Mais lorsque le discours sous-entend (à peine) à la radio, que les « profs » choisissent ce métier uniquement car ils ne savent rien faire d’autre, qu’ils sont des incapables et qu’ils ont beaucoup de vacances, là on ne peut pas vraiment avoir l’opportunité de se défendre.
« Enseignant parce que vous ne savez pas quoi faire d’autre »
C’est ainsi que ce discours est relayé par diverses personnes et arrive aux oreilles des… élèves. Eh oui… la plupart des adultes communiquent avec leurs enfants, ou à la limite communiquent entre eux avec leurs enfants à côté.
C’est ainsi que moi, simple prof d’anglais, je me retrouve une semaine plus tard devant une classe de 25 élèves de 15 ans à peine à devoir répondre à ça : « Mes parents ont dit que les profs, vous faisiez ce métier parce que vous ne saviez pas quoi faire d’autre, c’est vrai ? »
Professeur des écoles, une dévalorisation morale et financière ? En décembre 2019, durant les premiers jours du mouvement de grève, Libération publiait une tribune titrée : « Réforme des retraites : l’interminable dévalorisation du métier de professeur. »
Intéressant de voir que quelque chose que vous avez entendu en voiture se retrouve dans la bouche de vos élèves une semaine plus tard, n’est-ce pas ? Imaginez-vous 30 secondes à la place des élèves. Est-ce bien motivant de se dire que l’adulte en face de moi n’a absolument rien à faire de mon éducation, et ne fait en réalité ce métier que par dépit et/ou profit ? La réponse est, je pense, non. À la place des élèves, je ne serais pas motivée du tout. « À quoi bon travailler ? Après tout, si je suis le raisonnement que j’ai entendu autour de moi… bon bah je n’aurais qu’à faire prof. »
Non, on ne fait pas cinq longues années d’études par dépit
La triste vérité c’est que :
– Non, on ne fait pas le métier d’enseignant.e pour le salaire.
– Non, on ne fait pas cinq longues années d’études (et un mémoire) par dépit.

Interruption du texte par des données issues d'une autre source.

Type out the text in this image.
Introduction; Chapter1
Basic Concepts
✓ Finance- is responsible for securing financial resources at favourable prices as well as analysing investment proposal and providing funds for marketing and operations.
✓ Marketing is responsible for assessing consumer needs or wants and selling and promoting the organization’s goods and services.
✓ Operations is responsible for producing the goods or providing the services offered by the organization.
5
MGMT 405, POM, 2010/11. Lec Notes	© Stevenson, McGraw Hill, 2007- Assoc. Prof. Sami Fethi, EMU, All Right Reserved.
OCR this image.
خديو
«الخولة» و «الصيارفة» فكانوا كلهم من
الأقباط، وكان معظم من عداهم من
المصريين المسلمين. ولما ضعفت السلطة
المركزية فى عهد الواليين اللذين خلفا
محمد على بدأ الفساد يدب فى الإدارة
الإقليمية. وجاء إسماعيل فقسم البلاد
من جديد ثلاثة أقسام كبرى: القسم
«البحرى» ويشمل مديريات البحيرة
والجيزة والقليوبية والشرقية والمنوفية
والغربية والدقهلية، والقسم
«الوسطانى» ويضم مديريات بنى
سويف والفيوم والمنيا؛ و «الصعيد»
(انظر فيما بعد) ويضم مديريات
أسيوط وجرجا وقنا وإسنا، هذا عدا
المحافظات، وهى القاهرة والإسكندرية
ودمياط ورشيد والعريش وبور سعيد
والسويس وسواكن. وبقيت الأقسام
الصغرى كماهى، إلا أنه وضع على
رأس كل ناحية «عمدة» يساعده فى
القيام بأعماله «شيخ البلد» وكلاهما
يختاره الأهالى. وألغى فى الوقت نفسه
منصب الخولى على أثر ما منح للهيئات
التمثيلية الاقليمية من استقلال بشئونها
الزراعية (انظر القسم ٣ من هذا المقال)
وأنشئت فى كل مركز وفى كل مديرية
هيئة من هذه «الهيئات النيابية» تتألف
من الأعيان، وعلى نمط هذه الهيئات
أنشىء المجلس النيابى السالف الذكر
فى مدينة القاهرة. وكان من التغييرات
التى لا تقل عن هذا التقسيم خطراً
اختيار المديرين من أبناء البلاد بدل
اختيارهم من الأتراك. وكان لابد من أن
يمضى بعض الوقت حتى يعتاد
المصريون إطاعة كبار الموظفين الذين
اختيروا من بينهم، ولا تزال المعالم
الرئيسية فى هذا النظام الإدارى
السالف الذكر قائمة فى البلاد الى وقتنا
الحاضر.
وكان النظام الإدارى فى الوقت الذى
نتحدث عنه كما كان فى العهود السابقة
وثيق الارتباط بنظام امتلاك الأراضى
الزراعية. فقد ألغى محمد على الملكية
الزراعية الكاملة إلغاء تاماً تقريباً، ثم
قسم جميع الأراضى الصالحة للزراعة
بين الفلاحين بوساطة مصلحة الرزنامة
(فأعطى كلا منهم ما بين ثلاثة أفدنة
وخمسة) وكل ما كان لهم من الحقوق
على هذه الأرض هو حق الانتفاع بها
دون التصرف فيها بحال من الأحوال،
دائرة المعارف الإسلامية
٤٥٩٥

– Non, on ne décide pas un beau matin de faire un métier où l’on se retrouve seul.e devant une classe de 25-30 adolescents, qui ont bien d’autres préoccupations que rester assis pendant une à deux heures en face de vous pour faire des mathématiques, du français, de la physique ou de l’anglais.
– Non, on ne fait pas ce métier par pure envie de rentrer en conflit au moins une petite fois par semaine avec un ou une élève qui au choix : ne veut pas travailler ; ne veut pas retirer ses écouteurs, son bonnet, sa casquette, son manteau ; a une irrésistible envie de dormir ou de jouer sur son téléphone ; ou a juste décidé qu’il (ou elle) serait de mauvaise humeur. Non, non je vous jure que les professeur.e.s ne sont pas sadomasos et n’aiment pas se faire du mal moralement et nerveusement par pur plaisir. Je vous jure que finir un cours en crise de larmes n’est absolument pas quelque chose dont on rêve toutes les nuits.
– Enfin, non, ramener du travail à faire à la maison le soir, le weekend ou pendant lesdites vacances n’est pas quelque chose de super cool.
Oui, on peut décider de faire ce métier
En revanche, un.e enseignant.e peut décider de faire ce métier :
– Car il aime la matière qu’il enseigne et qu’il a envie de partager cet « amour » ou cette « passion » à d’autre personnes.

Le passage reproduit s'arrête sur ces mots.